L’effet cigogne, kesako ?

L'effet cigogne est une erreur de raisonnement qui consiste à déduire un lien de causalité entre deux événements reliés par une corrélation, sans que ce lien soit vérifié. Corrélation n’est pas raison ! Deux événements sont corrélés si l’on observe une dépendance, une relation entre les deux. Par exemple c’est l’origine de l'expression « effet cigogne » : on constate que, dans les communes où il y a des nids de cigognes, le taux de natalité est plus élevé qu'ailleurs. Conclusion possible, mais non fondée : ce sont les cigognes qui apportent les bébés. En fait, il se trouve que les cigognes nichent plus fréquemment dans les villages que dans les grandes villes qui ont une natalité plus faible qu'en zone rurale.

Les exemples foisonnent au sein des informations que nous recevons ou des discussions de nos collaborateurs et collaboratrices. En voici un exemple, relaté par le journal Le Monde (notamment reconnu pour sa rigueur). En octobre 2008, il publie un article intitulé « Les femmes, antidote à la crise boursière ». L’éditorialiste Annie Kahn constate que les sociétés qui ont un fort taux de féminisation résistent mieux aux tourmentes des marchés. De cette corrélation, elle en déduit un lien de cause à effet entre les femmes et la résistance des entreprises face aux crises. Est-ce bien raisonnable au regard de la complexité des facteurs influençant le cours de bourse d’une entreprise ?

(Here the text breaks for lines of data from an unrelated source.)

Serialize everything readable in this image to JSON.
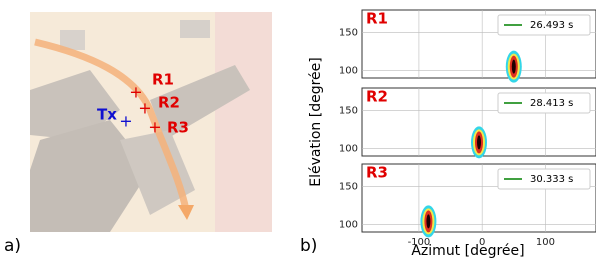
{
  "panel_a": {
    "label": "a)",
    "markers": [
      {
        "label": "Tx"
      },
      {
        "label": "R1"
      },
      {
        "label": "R2"
      },
      {
        "label": "R3"
      }
    ]
  },
  "panel_b_label": "b)",
  "chart_data": [
    {
      "type": "heatmap",
      "title": "R1",
      "legend": "26.493 s",
      "legend_color": "#008000",
      "xlim": [
        -190,
        180
      ],
      "xticks": [
        -100,
        0,
        100
      ],
      "ylim": [
        90,
        180
      ],
      "yticks": [
        100,
        150
      ],
      "x": [
        50
      ],
      "values": [
        105
      ]
    },
    {
      "type": "heatmap",
      "title": "R2",
      "legend": "28.413 s",
      "legend_color": "#008000",
      "ylabel": "Elévation [degrée]",
      "xlim": [
        -190,
        180
      ],
      "xticks": [
        -100,
        0,
        100
      ],
      "ylim": [
        90,
        180
      ],
      "yticks": [
        100,
        150
      ],
      "x": [
        -5
      ],
      "values": [
        108
      ]
    },
    {
      "type": "heatmap",
      "title": "R3",
      "legend": "30.333 s",
      "legend_color": "#008000",
      "xlabel": "Azimut [degrée]",
      "xlim": [
        -190,
        180
      ],
      "xticks": [
        -100,
        0,
        100
      ],
      "ylim": [
        90,
        180
      ],
      "yticks": [
        100,
        150
      ],
      "x": [
        -85
      ],
      "values": [
        104
      ]
    }
  ]
}
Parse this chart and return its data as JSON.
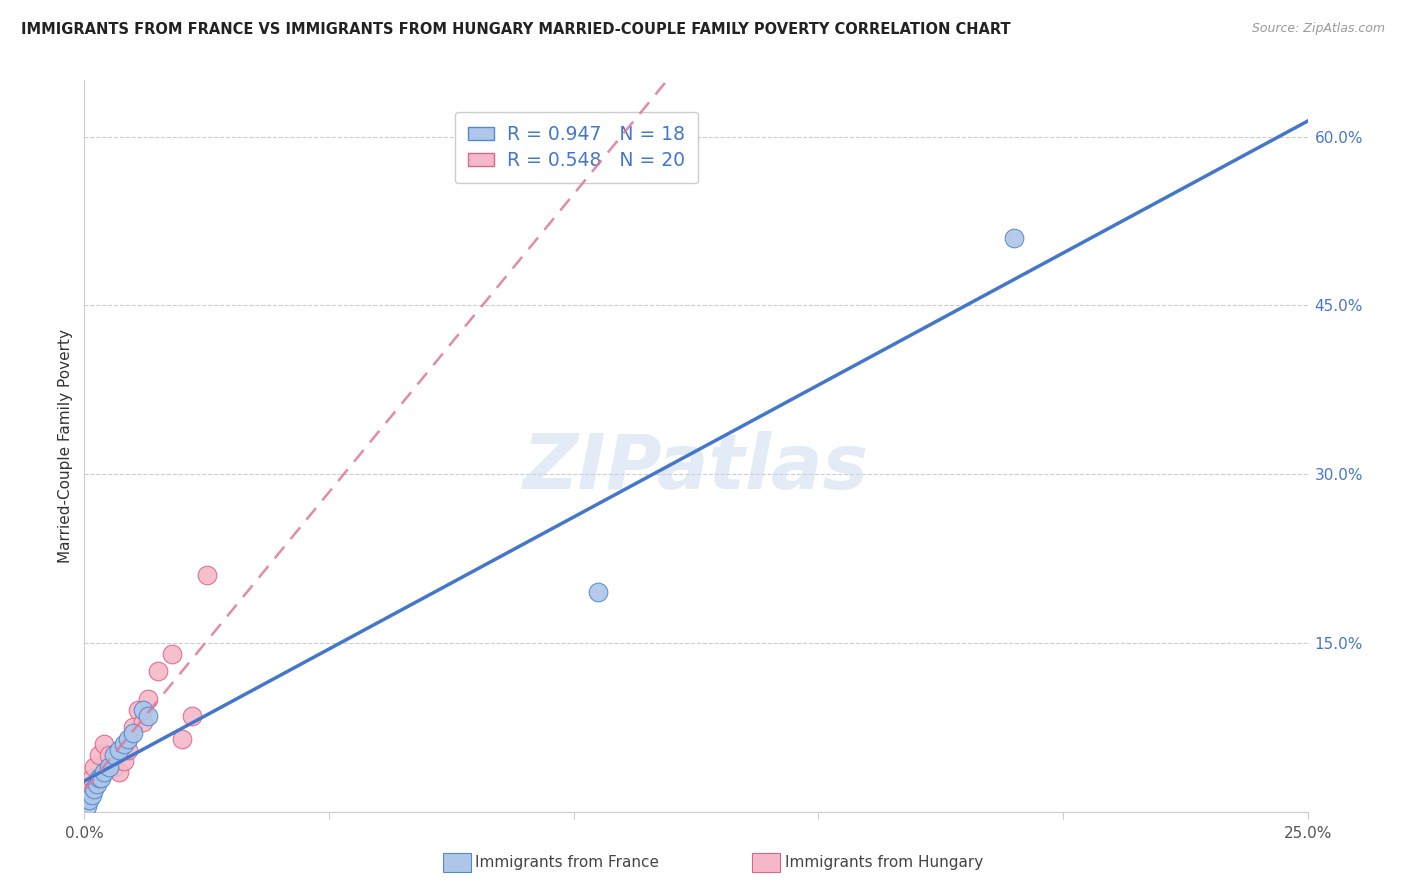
{
  "title": "IMMIGRANTS FROM FRANCE VS IMMIGRANTS FROM HUNGARY MARRIED-COUPLE FAMILY POVERTY CORRELATION CHART",
  "source": "Source: ZipAtlas.com",
  "ylabel": "Married-Couple Family Poverty",
  "france_label": "Immigrants from France",
  "hungary_label": "Immigrants from Hungary",
  "france_R": "0.947",
  "france_N": "18",
  "hungary_R": "0.548",
  "hungary_N": "20",
  "france_color": "#aec6e8",
  "hungary_color": "#f5b8c8",
  "france_edge_color": "#5588cc",
  "hungary_edge_color": "#dd6688",
  "france_line_color": "#4477cc",
  "hungary_line_color": "#dd7799",
  "legend_value_color": "#4477cc",
  "xlim": [
    0.0,
    0.25
  ],
  "ylim": [
    0.0,
    0.65
  ],
  "xticks": [
    0.0,
    0.05,
    0.1,
    0.15,
    0.2,
    0.25
  ],
  "xtick_labels": [
    "0.0%",
    "",
    "",
    "",
    "",
    "25.0%"
  ],
  "ytick_positions": [
    0.0,
    0.15,
    0.3,
    0.45,
    0.6
  ],
  "ytick_labels": [
    "",
    "15.0%",
    "30.0%",
    "45.0%",
    "60.0%"
  ],
  "france_x": [
    0.0005,
    0.001,
    0.0015,
    0.002,
    0.0025,
    0.003,
    0.0035,
    0.004,
    0.005,
    0.006,
    0.007,
    0.008,
    0.009,
    0.01,
    0.012,
    0.013,
    0.105,
    0.19
  ],
  "france_y": [
    0.005,
    0.01,
    0.015,
    0.02,
    0.025,
    0.03,
    0.03,
    0.035,
    0.04,
    0.05,
    0.055,
    0.06,
    0.065,
    0.07,
    0.09,
    0.085,
    0.195,
    0.51
  ],
  "hungary_x": [
    0.0005,
    0.001,
    0.0015,
    0.002,
    0.003,
    0.004,
    0.005,
    0.006,
    0.007,
    0.008,
    0.009,
    0.01,
    0.011,
    0.012,
    0.013,
    0.015,
    0.018,
    0.02,
    0.022,
    0.025
  ],
  "hungary_y": [
    0.01,
    0.02,
    0.03,
    0.04,
    0.05,
    0.06,
    0.05,
    0.04,
    0.035,
    0.045,
    0.055,
    0.075,
    0.09,
    0.08,
    0.1,
    0.125,
    0.14,
    0.065,
    0.085,
    0.21
  ],
  "watermark_text": "ZIPatlas",
  "background_color": "#ffffff",
  "grid_color": "#cccccc"
}
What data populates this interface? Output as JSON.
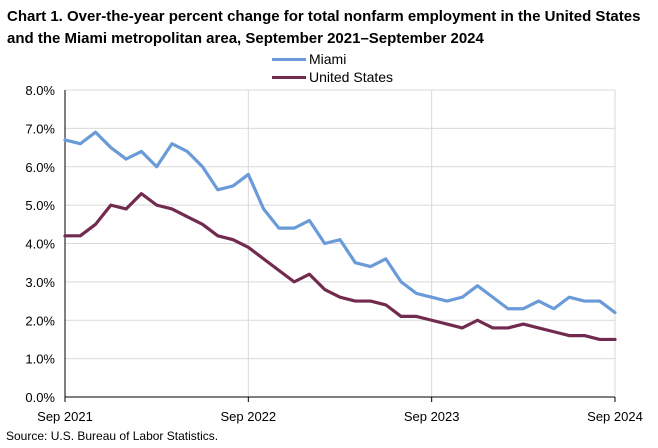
{
  "chart_data": {
    "type": "line",
    "title": "Chart 1. Over-the-year percent change for total nonfarm employment in the United States and the Miami metropolitan area, September 2021–September 2024",
    "xlabel": "",
    "ylabel": "",
    "source": "Source: U.S. Bureau of Labor Statistics.",
    "legend_position": "top-center",
    "ylim": [
      0,
      8
    ],
    "yticks": [
      0,
      1,
      2,
      3,
      4,
      5,
      6,
      7,
      8
    ],
    "ytick_labels": [
      "0.0%",
      "1.0%",
      "2.0%",
      "3.0%",
      "4.0%",
      "5.0%",
      "6.0%",
      "7.0%",
      "8.0%"
    ],
    "xticks": [
      0,
      12,
      24,
      36
    ],
    "xtick_labels": [
      "Sep 2021",
      "Sep 2022",
      "Sep 2023",
      "Sep 2024"
    ],
    "x": [
      "Sep 2021",
      "Oct 2021",
      "Nov 2021",
      "Dec 2021",
      "Jan 2022",
      "Feb 2022",
      "Mar 2022",
      "Apr 2022",
      "May 2022",
      "Jun 2022",
      "Jul 2022",
      "Aug 2022",
      "Sep 2022",
      "Oct 2022",
      "Nov 2022",
      "Dec 2022",
      "Jan 2023",
      "Feb 2023",
      "Mar 2023",
      "Apr 2023",
      "May 2023",
      "Jun 2023",
      "Jul 2023",
      "Aug 2023",
      "Sep 2023",
      "Oct 2023",
      "Nov 2023",
      "Dec 2023",
      "Jan 2024",
      "Feb 2024",
      "Mar 2024",
      "Apr 2024",
      "May 2024",
      "Jun 2024",
      "Jul 2024",
      "Aug 2024",
      "Sep 2024"
    ],
    "series": [
      {
        "name": "Miami",
        "color": "#6a9bd8",
        "values": [
          6.7,
          6.6,
          6.9,
          6.5,
          6.2,
          6.4,
          6.0,
          6.6,
          6.4,
          6.0,
          5.4,
          5.5,
          5.8,
          4.9,
          4.4,
          4.4,
          4.6,
          4.0,
          4.1,
          3.5,
          3.4,
          3.6,
          3.0,
          2.7,
          2.6,
          2.5,
          2.6,
          2.9,
          2.6,
          2.3,
          2.3,
          2.5,
          2.3,
          2.6,
          2.5,
          2.5,
          2.2
        ]
      },
      {
        "name": "United States",
        "color": "#722b4f",
        "values": [
          4.2,
          4.2,
          4.5,
          5.0,
          4.9,
          5.3,
          5.0,
          4.9,
          4.7,
          4.5,
          4.2,
          4.1,
          3.9,
          3.6,
          3.3,
          3.0,
          3.2,
          2.8,
          2.6,
          2.5,
          2.5,
          2.4,
          2.1,
          2.1,
          2.0,
          1.9,
          1.8,
          2.0,
          1.8,
          1.8,
          1.9,
          1.8,
          1.7,
          1.6,
          1.6,
          1.5,
          1.5
        ]
      }
    ]
  }
}
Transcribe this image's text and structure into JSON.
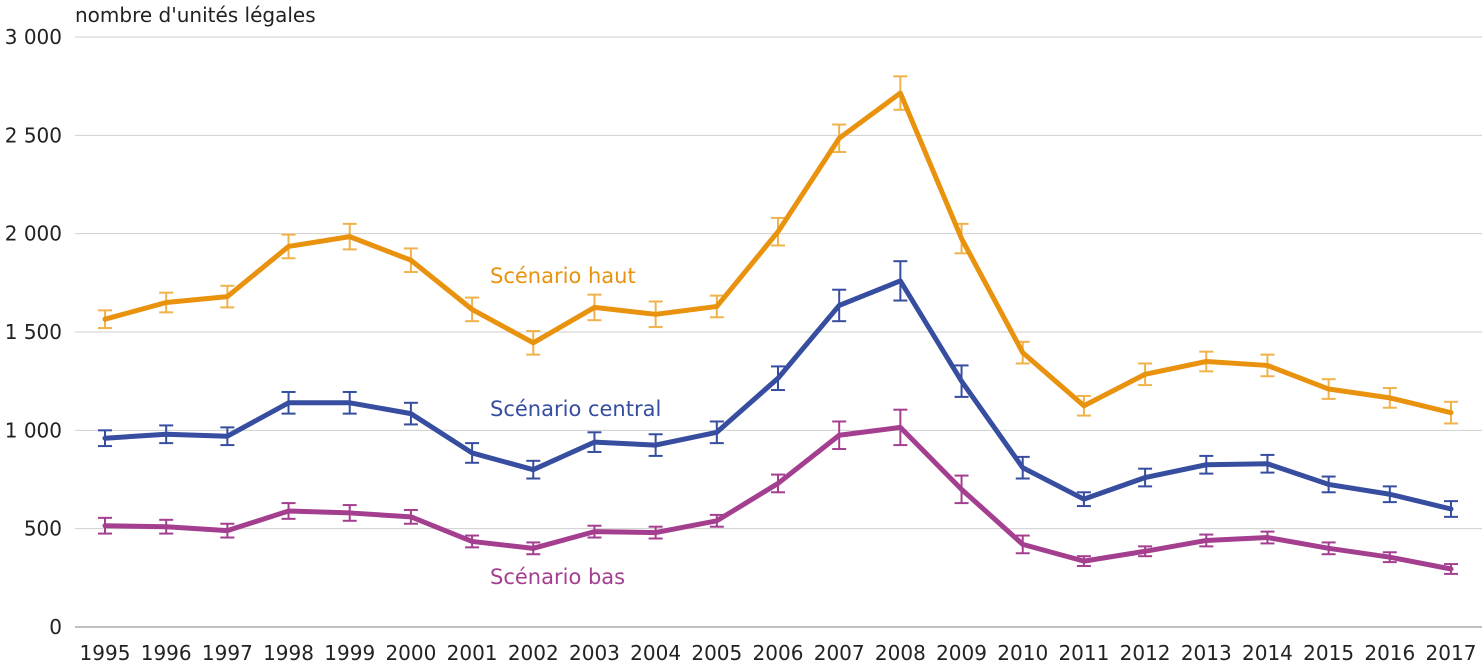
{
  "chart_data": {
    "type": "line",
    "title": "",
    "ylabel": "nombre d'unités légales",
    "xlabel": "",
    "ylim": [
      0,
      3000
    ],
    "yticks": [
      0,
      500,
      1000,
      1500,
      2000,
      2500,
      3000
    ],
    "ytick_labels": [
      "0",
      "500",
      "1 000",
      "1 500",
      "2 000",
      "2 500",
      "3 000"
    ],
    "categories": [
      "1995",
      "1996",
      "1997",
      "1998",
      "1999",
      "2000",
      "2001",
      "2002",
      "2003",
      "2004",
      "2005",
      "2006",
      "2007",
      "2008",
      "2009",
      "2010",
      "2011",
      "2012",
      "2013",
      "2014",
      "2015",
      "2016",
      "2017"
    ],
    "grid": true,
    "series": [
      {
        "name": "Scénario haut",
        "color": "#e8920e",
        "values": [
          1565,
          1650,
          1680,
          1935,
          1985,
          1865,
          1615,
          1445,
          1625,
          1590,
          1630,
          2010,
          2485,
          2715,
          1975,
          1395,
          1125,
          1285,
          1350,
          1330,
          1210,
          1165,
          1090
        ],
        "errors": [
          45,
          50,
          55,
          60,
          65,
          60,
          60,
          60,
          65,
          65,
          55,
          70,
          70,
          85,
          75,
          55,
          50,
          55,
          50,
          55,
          50,
          50,
          55
        ]
      },
      {
        "name": "Scénario central",
        "color": "#364da0",
        "values": [
          960,
          980,
          970,
          1140,
          1140,
          1085,
          885,
          800,
          940,
          925,
          990,
          1265,
          1635,
          1760,
          1250,
          810,
          650,
          760,
          825,
          830,
          725,
          675,
          600
        ],
        "errors": [
          40,
          45,
          45,
          55,
          55,
          55,
          50,
          45,
          50,
          55,
          55,
          60,
          80,
          100,
          80,
          55,
          35,
          45,
          45,
          45,
          40,
          40,
          40
        ]
      },
      {
        "name": "Scénario bas",
        "color": "#a43f90",
        "values": [
          515,
          510,
          490,
          590,
          580,
          560,
          435,
          400,
          485,
          480,
          540,
          730,
          975,
          1015,
          700,
          420,
          335,
          385,
          440,
          455,
          400,
          355,
          295
        ],
        "errors": [
          40,
          35,
          35,
          40,
          40,
          35,
          30,
          30,
          30,
          30,
          30,
          45,
          70,
          90,
          70,
          45,
          25,
          25,
          30,
          30,
          30,
          25,
          25
        ]
      }
    ],
    "annotations": [
      {
        "text": "Scénario haut",
        "series": "Scénario haut"
      },
      {
        "text": "Scénario central",
        "series": "Scénario central"
      },
      {
        "text": "Scénario bas",
        "series": "Scénario bas"
      }
    ]
  }
}
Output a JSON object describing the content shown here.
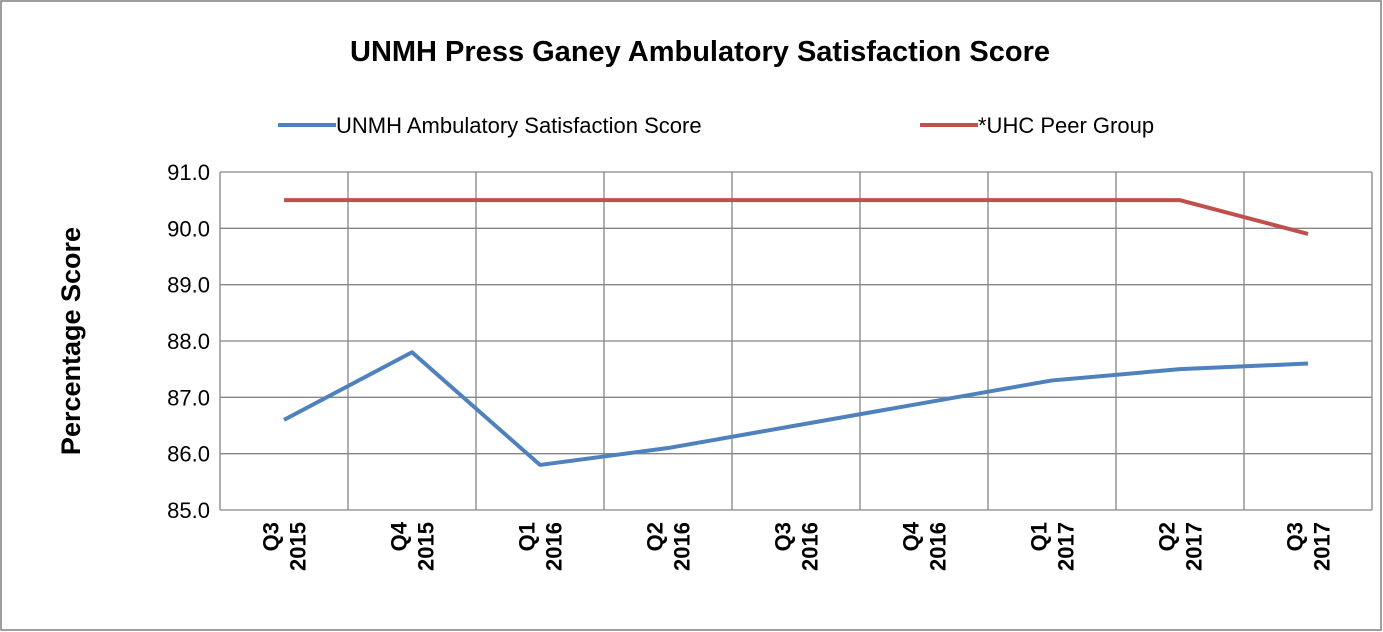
{
  "chart_data": {
    "type": "line",
    "title": "UNMH Press Ganey  Ambulatory Satisfaction Score",
    "y_label": "Percentage Score",
    "categories": [
      "Q3 2015",
      "Q4 2015",
      "Q1 2016",
      "Q2 2016",
      "Q3 2016",
      "Q4 2016",
      "Q1 2017",
      "Q2 2017",
      "Q3 2017"
    ],
    "series": [
      {
        "name": "UNMH Ambulatory Satisfaction Score",
        "color": "#4f81bd",
        "values": [
          86.6,
          87.8,
          85.8,
          86.1,
          86.5,
          86.9,
          87.3,
          87.5,
          87.6
        ]
      },
      {
        "name": "*UHC Peer Group",
        "color": "#c0504d",
        "values": [
          90.5,
          90.5,
          90.5,
          90.5,
          90.5,
          90.5,
          90.5,
          90.5,
          89.9
        ]
      }
    ],
    "ylim": [
      85,
      91
    ],
    "yticks": [
      {
        "value": 85,
        "label": "85.0"
      },
      {
        "value": 86,
        "label": "86.0"
      },
      {
        "value": 87,
        "label": "87.0"
      },
      {
        "value": 88,
        "label": "88.0"
      },
      {
        "value": 89,
        "label": "89.0"
      },
      {
        "value": 90,
        "label": "90.0"
      },
      {
        "value": 91,
        "label": "91.0"
      }
    ],
    "grid": true,
    "legend": "top"
  }
}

De même, dans notre management quotidien, cet effet peut nous influencer. Soit dans nos analyses des résultats des performances de l’équipe, soit dans notre perception de son comportement. Par exemple, nous voyons que la vente de tel produit baisse régulièrement en été, et nous en recherchons les causes. Si jamais nous constatons que cela correspond à un nombre de commerciaux en congé, nous sommes au bord d’un « effet cigogne » : est-ce une causalité pertinente ? Prenons l’exemple de nos perceptions des comportements de notre entourage. Nous sommes en cours de recrutement. Nous avons choisi trois candidats en fonction de leur CV et leur avons donné rendez-vous pour un entretien. L’une des trois personnes arrive en retard. Corrélation : en retard à ce rendez-vous signifie un manque de… L’effet cigogne nous gagne à nouveau !

Comment s’en préserver ?

On voit que cette facilité avec laquelle nous privilégions un facteur parmi d’autres pour lui attribuer la cause d’un phénomène est une pratique très répandue et quotidienne. Vous pourriez dire que c’est normal. Et vous auriez raison si cela ne vous conduisait pas à des décisions et à des actions qui peuvent entraîner des conséquences néfastes.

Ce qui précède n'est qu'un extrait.